Dip köşelerde alacak-verecek meselelerinde silah çekmeye varan kavgalar yaşanmış!

Düşünebiliyor musunuz?

Alacaklınız ofisinize değil, Öğretmenevi’ne geliyor!

İşe adam alacaksınız, anlaşmayı Öğretmenevi’nde yapıyorsunuz!

Orada size silah çekiyor!

Kameralar sökülüyor…

Kavga, entrika, fitne-fücur buradan çıkıyor!

Zonguldak Öğretmenevi’nin geldiği seviyeye bakar mısınız?

Öğretmenevi değil, kavgahane olmuş…

Zonguldak’ta ‘Sevgi dilinin’ konuşulmasını isteyen Vali Mustafa Tutulmaz’a sesleniyoruz.

Bu kepazeliğe bir son verin!

İhale ile adam öldürülür mü? Öldürülür!...

Zonguldak Dedeman Otel’de yapılan Türkiye Uluslararası 22. Kömür Kongresine, TTK’nın ısrarla OK Dış Ticaret Madencilik şirketinden fahiş fiyata aldığı Fenol Köpük’ün, Soma maden ocaklarından 15 kat daha kanserojen madde içerdiğine yönelik bilimsel veriler damga vurdu.

Salonda bulunan TTK Satın Alma’dan İsmail Yıldız ve TTK genel Müdür Yardımcısı Muharrem Kiraz, buz kesti!

Hele İsmail Yıldız, TTK’nın kullandığı fenol köpüğün, Soma özel maden ocaklarından 15 kat daha zehirli olduğunu bilimsel olarak kanıtlayan öğretim üyeleri tartışması akıl tutulmasıydı.

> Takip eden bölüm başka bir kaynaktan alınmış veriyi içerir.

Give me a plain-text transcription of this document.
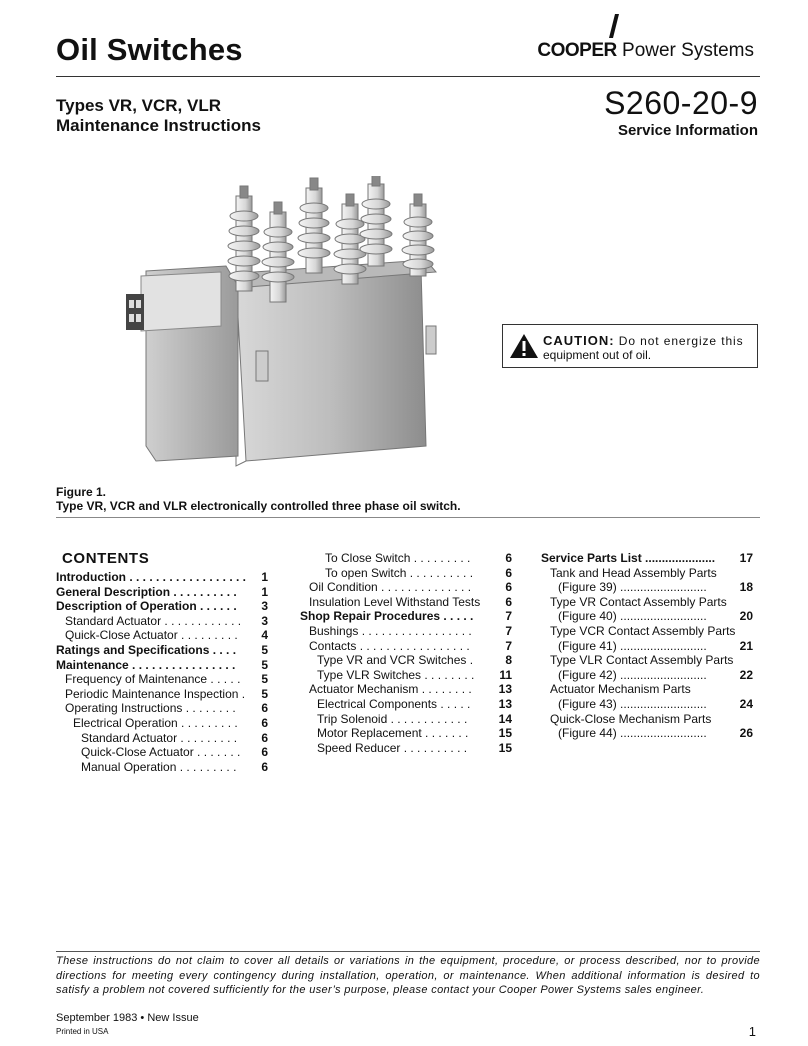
Oil Switches	COOPER Power Systems
Types VR, VCR, VLR
Maintenance Instructions
S260-20-9
Service Information
CAUTION: Do not energize this
equipment out of oil.
Figure 1.
Type VR, VCR and VLR electronically controlled three phase oil switch.
CONTENTS
Introduction . . . . . . . . . . . . . . . . . . 1
General Description . . . . . . . . . . 1
Description of Operation . . . . . . 3
Standard Actuator . . . . . . . . . . . . 3
Quick-Close Actuator . . . . . . . . . 4
Ratings and Specifications . . . . 5
Maintenance . . . . . . . . . . . . . . . . 5
Frequency of Maintenance . . . . . 5
Periodic Maintenance Inspection . 5
Operating Instructions . . . . . . . . 6
Electrical Operation . . . . . . . . . 6
Standard Actuator . . . . . . . . . 6
Quick-Close Actuator . . . . . . . 6
Manual Operation . . . . . . . . . 6
To Close Switch . . . . . . . . .	6
To open Switch . . . . . . . . . .	6
Oil Condition . . . . . . . . . . . . . .	6
Insulation Level Withstand Tests 6
Shop Repair Procedures . . . . .	7
Bushings . . . . . . . . . . . . . . . . .	7
Contacts . . . . . . . . . . . . . . . . .	7
Type VR and VCR Switches .	8
Type VLR Switches . . . . . . . . 11
Actuator Mechanism . . . . . . . . 13
Electrical Components . . . . . 13
Trip Solenoid . . . . . . . . . . . .	14
Motor Replacement . . . . . . .	15
Speed Reducer . . . . . . . . . .	15
Service Parts List ..................... 17
Tank and Head Assembly Parts
(Figure 39) ..........................	18
Type VR Contact Assembly Parts
(Figure 40) ..........................	20
Type VCR Contact Assembly Parts
(Figure 41) ..........................	21
Type VLR Contact Assembly Parts
(Figure 42) ..........................	22
Actuator Mechanism Parts
(Figure 43) ..........................	24
Quick-Close Mechanism Parts
(Figure 44) ..........................	26
These instructions do not claim to cover all details or variations in the equipment, procedure, or process described, nor to provide directions for meeting every contingency during installation, operation, or maintenance. When additional information is desired to satisfy a problem not covered sufficiently for the user’s purpose, please contact your Cooper Power Systems sales engineer.
September 1983 • New Issue
Printed in USA	1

Geçtiğimiz yıl, sırf ihale çetesinin kazanmak amacıyla maden işçilerini göz göre göre zehirlendiğini, “Bismillah”la oturup kalkan TTK Genel Müdürü Kazım Eroğlu’nun bu çeteye çanak tuttuğunu, madencilerin zehirlenmesine seyirci kaldığını yazmıştık.

Nitekim, bizi mahkemelerle korkutmaya, yıldırmaya çalışanlar bu gün Üniversitenin raporu ile kamuoyu vicdanında ‘madencileri öldürmeye teşebbüsten’ sanık koltuğunda oturduklarının farkındalar mı bilmem!

Ama sokaktaki en aç adama sorsanız, bir madencinin canını bir Golf’e değişmez!

Ha katil olmuşsunuz…

Ha maden işçisine, kanserojen reçinesi AB standartlarının çok çok üzerinde formaldehiti koklatmışsınız!

Kul hakkına girmekten korkan Sayın Genel Müdür’ün gözünün içine bakarak sormak isterdik.

Alnınız secde ederken, aklınıza Kozlu’da ölen madenciler geliyor mu?

Maden işçilerinin yavaş yavaş öldürüldüğünü bildiğiniz halde o koltukta nasıl oturabiliyorsunuz?